A Spatiotemporal Model for PM2.5 Monitoring and Analysis

Model Performance Overview

The table presents a comprehensive overview of the performance metrics for different models in a predictive analysis. The models evaluated include Linear Regression, Random Forest, and a Tuned Random Forest. The performance is assessed based on Root Mean Squared Error (RMSE) and R-squared (R²) scores across various evaluation stages, including training, testing, spatial cross-validation, and temporal cross-validation.

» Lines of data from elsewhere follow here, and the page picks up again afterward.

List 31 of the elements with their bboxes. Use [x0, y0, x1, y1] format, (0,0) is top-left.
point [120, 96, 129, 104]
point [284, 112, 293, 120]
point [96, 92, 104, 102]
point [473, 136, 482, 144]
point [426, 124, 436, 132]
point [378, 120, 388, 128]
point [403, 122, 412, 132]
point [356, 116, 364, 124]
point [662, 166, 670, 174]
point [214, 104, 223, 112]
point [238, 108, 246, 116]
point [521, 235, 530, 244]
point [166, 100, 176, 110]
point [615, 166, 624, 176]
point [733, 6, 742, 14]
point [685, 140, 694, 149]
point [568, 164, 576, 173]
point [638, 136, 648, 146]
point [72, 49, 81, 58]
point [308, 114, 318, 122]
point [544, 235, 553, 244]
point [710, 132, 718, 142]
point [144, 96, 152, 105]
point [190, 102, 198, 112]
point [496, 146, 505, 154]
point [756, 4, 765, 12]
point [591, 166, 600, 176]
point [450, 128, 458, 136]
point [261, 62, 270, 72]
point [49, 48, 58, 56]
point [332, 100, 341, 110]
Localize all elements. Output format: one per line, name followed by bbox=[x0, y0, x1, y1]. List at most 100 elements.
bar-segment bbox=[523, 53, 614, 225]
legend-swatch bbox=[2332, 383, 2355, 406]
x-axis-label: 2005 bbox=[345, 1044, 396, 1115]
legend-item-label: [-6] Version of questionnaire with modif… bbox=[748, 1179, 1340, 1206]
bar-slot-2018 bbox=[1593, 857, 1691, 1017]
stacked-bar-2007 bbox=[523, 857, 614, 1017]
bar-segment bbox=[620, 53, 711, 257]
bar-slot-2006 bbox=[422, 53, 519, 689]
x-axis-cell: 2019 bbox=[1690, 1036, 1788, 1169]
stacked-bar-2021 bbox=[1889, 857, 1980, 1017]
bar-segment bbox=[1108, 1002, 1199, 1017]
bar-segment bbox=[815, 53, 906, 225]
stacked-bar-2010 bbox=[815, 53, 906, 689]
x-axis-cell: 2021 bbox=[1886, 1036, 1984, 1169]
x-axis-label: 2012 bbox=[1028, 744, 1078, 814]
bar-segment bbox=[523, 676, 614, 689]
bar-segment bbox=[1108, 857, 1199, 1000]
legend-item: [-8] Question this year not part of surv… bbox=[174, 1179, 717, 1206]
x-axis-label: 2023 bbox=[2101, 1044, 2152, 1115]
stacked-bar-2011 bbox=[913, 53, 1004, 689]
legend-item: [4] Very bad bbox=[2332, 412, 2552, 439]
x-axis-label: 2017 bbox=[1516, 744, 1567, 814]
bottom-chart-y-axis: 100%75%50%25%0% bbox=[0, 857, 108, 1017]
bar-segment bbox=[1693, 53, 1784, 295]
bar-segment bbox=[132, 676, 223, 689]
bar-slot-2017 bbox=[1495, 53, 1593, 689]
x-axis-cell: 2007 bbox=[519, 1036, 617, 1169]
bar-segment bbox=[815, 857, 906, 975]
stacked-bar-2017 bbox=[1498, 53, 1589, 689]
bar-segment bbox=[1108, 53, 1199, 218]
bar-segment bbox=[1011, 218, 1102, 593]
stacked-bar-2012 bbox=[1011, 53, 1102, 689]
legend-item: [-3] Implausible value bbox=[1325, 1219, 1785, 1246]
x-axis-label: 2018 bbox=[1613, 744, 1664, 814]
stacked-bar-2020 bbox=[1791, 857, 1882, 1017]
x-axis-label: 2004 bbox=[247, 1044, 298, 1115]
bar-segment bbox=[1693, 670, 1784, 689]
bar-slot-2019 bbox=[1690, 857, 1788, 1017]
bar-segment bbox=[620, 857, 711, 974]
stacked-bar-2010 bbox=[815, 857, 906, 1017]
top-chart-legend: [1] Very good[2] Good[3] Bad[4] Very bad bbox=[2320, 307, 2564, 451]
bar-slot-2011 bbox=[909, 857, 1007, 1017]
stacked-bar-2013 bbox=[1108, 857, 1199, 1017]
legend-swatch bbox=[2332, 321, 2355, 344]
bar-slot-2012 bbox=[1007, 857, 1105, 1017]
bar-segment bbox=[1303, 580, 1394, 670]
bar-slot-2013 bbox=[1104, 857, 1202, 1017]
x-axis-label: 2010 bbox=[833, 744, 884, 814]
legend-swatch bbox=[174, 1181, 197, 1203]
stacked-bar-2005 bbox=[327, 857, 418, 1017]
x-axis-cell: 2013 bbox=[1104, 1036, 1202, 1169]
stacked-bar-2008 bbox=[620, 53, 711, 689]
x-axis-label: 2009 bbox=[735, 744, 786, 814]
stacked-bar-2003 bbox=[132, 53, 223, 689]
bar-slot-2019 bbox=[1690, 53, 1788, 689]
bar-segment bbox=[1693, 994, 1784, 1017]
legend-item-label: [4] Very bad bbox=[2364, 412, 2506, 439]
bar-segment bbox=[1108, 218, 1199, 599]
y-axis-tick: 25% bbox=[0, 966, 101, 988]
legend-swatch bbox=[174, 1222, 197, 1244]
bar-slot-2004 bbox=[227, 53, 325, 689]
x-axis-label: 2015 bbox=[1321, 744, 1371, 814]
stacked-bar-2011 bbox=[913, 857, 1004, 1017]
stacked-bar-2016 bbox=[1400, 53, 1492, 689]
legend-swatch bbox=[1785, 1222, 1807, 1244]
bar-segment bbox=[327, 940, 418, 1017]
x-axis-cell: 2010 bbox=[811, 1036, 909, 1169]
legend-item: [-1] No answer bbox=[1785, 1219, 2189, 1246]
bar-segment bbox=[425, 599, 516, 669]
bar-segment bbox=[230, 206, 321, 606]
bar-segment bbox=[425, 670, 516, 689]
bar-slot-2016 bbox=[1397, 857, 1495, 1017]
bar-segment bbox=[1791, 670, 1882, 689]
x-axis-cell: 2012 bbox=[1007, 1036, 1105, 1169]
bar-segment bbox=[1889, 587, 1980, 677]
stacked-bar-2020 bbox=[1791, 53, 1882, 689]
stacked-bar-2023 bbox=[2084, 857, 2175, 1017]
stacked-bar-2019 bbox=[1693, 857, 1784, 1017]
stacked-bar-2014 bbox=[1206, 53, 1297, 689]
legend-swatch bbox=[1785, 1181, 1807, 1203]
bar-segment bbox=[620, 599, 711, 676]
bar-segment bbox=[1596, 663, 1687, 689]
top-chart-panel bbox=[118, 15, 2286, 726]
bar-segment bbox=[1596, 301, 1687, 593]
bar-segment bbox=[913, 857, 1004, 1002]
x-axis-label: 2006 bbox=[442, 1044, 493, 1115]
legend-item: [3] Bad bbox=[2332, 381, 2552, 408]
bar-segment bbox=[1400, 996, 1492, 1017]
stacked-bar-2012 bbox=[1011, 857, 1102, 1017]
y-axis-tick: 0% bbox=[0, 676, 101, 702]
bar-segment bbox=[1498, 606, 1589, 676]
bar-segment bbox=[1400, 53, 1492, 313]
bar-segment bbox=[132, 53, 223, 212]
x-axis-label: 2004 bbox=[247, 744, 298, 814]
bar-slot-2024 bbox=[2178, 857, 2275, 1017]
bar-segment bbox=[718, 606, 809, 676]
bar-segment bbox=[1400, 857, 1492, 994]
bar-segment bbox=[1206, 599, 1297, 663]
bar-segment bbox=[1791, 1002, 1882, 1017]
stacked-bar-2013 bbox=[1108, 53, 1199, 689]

Model Train RMSE/R² Test RMSE/R² Spatial CV RMSE/R² Temporal CV RMSE/R²
Linear regression 4.01/0.93 3.99/0.93 4.04/0.93 4.03/0.93
Random Forest 0.38/1.00 1.10/0.99 1.19/0.99 4.35/0.92
Tuned Random Forest 4.19/0.92 4.13/0.92 4.15/0.92 4.43/0.91

Data Source

GeoAI Challenge for Air Pollution Susceptibility Mapping by ITU: Link

  • Meteorological timeseries data (2016-2022) which includes temperature, precipitation, relative humidity, solar radiation, wind speed and direction at a daily temporal resolution.
  • Air pollution timeseries data (2016-2021) which includes NOx, SO2, CO, O3, PM2.5, PM10, and benzene at a daily temporal resolution.
  • Digital terrain model, land cover, geology, plan curvature, hill shade, slope, SPI, TRI, TWI are provided at the stations’ points and as a continuous representation at 100-m resolution.